Из окон мастерской открывается, как говорит художник, самый красивый вид на столицу: Кремль, контуры высоток, разномастные домики старой Москвы. Однако Валентин Сидоров всю жизнь пишет другие пейзажи — впервые увиденные еще в детстве в родной Тверской области.

культура: «Тихая моя Родина» — название не только выставки, но и картины. Как оно появилось?
Сидоров: Это строка из стихотворения Николая Рубцова, которую ему подарил Василий Белов. А работу я задумал, когда увидел излучину реки Мсты. Чтобы написать первый этюд, пролез на чужое картофельное поле, вышел на середину — тринадцатую борозду. Вдруг вижу — идет мужичок. И кричит: «Что же ты, художник, картофь топчешь!» Отвечаю: «Не беспокойтесь, я аккуратно». Он продолжает: «А у нас за потраву полагается платить!» Говорю: «Хорошо, если истопчу». Он помолчал и сказал: «Давай деньги сейчас, а то Лидка в магазине на обед уйдет». Так я познакомился с Кузьмичом. Каждый раз, когда приходил на свою тринадцатую борозду, держал трояк в кармане — на бутылку водки. А пока писал, все мечтал — забраться бы повыше, увидеть пейзаж сверху. 

культура: Получилось?
Сидоров: Жизнь так распорядилась, что на этом месте построил дом. И привез туда матушку — у нее была ампутирована нога. Увидев излучину, мама охнула: «Сынок, разве напишешь эту красоту? На нее только смотреть можно». Каждое утро сажал ее на скамеечку перед домом, чтобы на пейзаж любовалась. Наконец дождался нужного настроения, приготовил холст. Начал писать облака, а мама снизу кличет. И просит нарисовать то тропинку, то березку, то две баньки. Я поначалу отмахивался, а потом понял — она называла дорогие сердцу детали. И постарался передать все — даже то, что не просила. Закончил «Тихую мою Родину» и должен был везти на выставку, а с мамой ночью случился приступ. Скончалась у меня на руках.

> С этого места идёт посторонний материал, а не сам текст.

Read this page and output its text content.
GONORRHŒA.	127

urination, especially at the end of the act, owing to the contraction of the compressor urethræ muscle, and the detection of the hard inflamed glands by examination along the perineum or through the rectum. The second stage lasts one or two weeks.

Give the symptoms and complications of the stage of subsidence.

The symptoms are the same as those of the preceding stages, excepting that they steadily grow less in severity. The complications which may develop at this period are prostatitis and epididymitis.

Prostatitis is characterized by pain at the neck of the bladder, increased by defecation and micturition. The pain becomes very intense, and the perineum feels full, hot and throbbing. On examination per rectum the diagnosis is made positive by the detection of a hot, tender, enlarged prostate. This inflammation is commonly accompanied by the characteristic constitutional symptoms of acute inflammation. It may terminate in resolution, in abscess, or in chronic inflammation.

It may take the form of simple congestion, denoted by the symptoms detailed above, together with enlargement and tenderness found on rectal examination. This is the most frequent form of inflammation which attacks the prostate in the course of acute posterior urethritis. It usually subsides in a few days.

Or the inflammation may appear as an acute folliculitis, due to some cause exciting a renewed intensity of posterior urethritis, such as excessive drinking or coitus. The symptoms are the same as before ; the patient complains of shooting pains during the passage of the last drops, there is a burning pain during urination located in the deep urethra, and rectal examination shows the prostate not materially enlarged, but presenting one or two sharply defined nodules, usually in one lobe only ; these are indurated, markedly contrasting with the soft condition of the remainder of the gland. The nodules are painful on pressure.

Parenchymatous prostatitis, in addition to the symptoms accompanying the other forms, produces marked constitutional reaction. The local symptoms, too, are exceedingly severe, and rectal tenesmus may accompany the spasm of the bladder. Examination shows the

культура: Когда решили стать художником?
Сидоров: Однажды бабушка достала старинную хрестоматию и в первый раз прочитала стихи: «Вот моя деревня, вот мой дом родной...» На меня они сильно подействовали. Все просил: «Бабусь, еще». Пока она не сказала: «Ну все, устала, надо учиться самому». Открыл хрестоматию, а там репродукция Венецианова. С этого все и началось. Узнал в персонажах его картин маму, приятелей — увидел красоту знакомого края. Ведь Венецианов творил на Тверской земле, только в другом уезде.

культура: Вы сполна отдали дань великому живописцу: нашли могилу Алексея Гавриловича, а также его лучшего ученика, Григория Сороки...
Сидоров: Никто не знал, где похоронен Венецианов, — ни Министерство культуры, ни Третьяковская галерея. Деревни Сафонково, где он жил, давно нет. А потом соседка, Эсфирь Ацаркина, старший научный сотрудник Третьяковки, посоветовала обратиться в местную церковь. Приехал в нынешнее Венецианово, вижу, перед храмом бабушка колет ольховые дрова. Спрашиваю: «Знаете, где похоронен Венецианов?» Она отвечает: «Так на нашем погосте». И точно — сразу нашел надгробие. Чисто, прибрано, цветы лежат. Оказалось, учительница из Твери была, привозила учеников. Вот кто на самом деле в России хранит историю.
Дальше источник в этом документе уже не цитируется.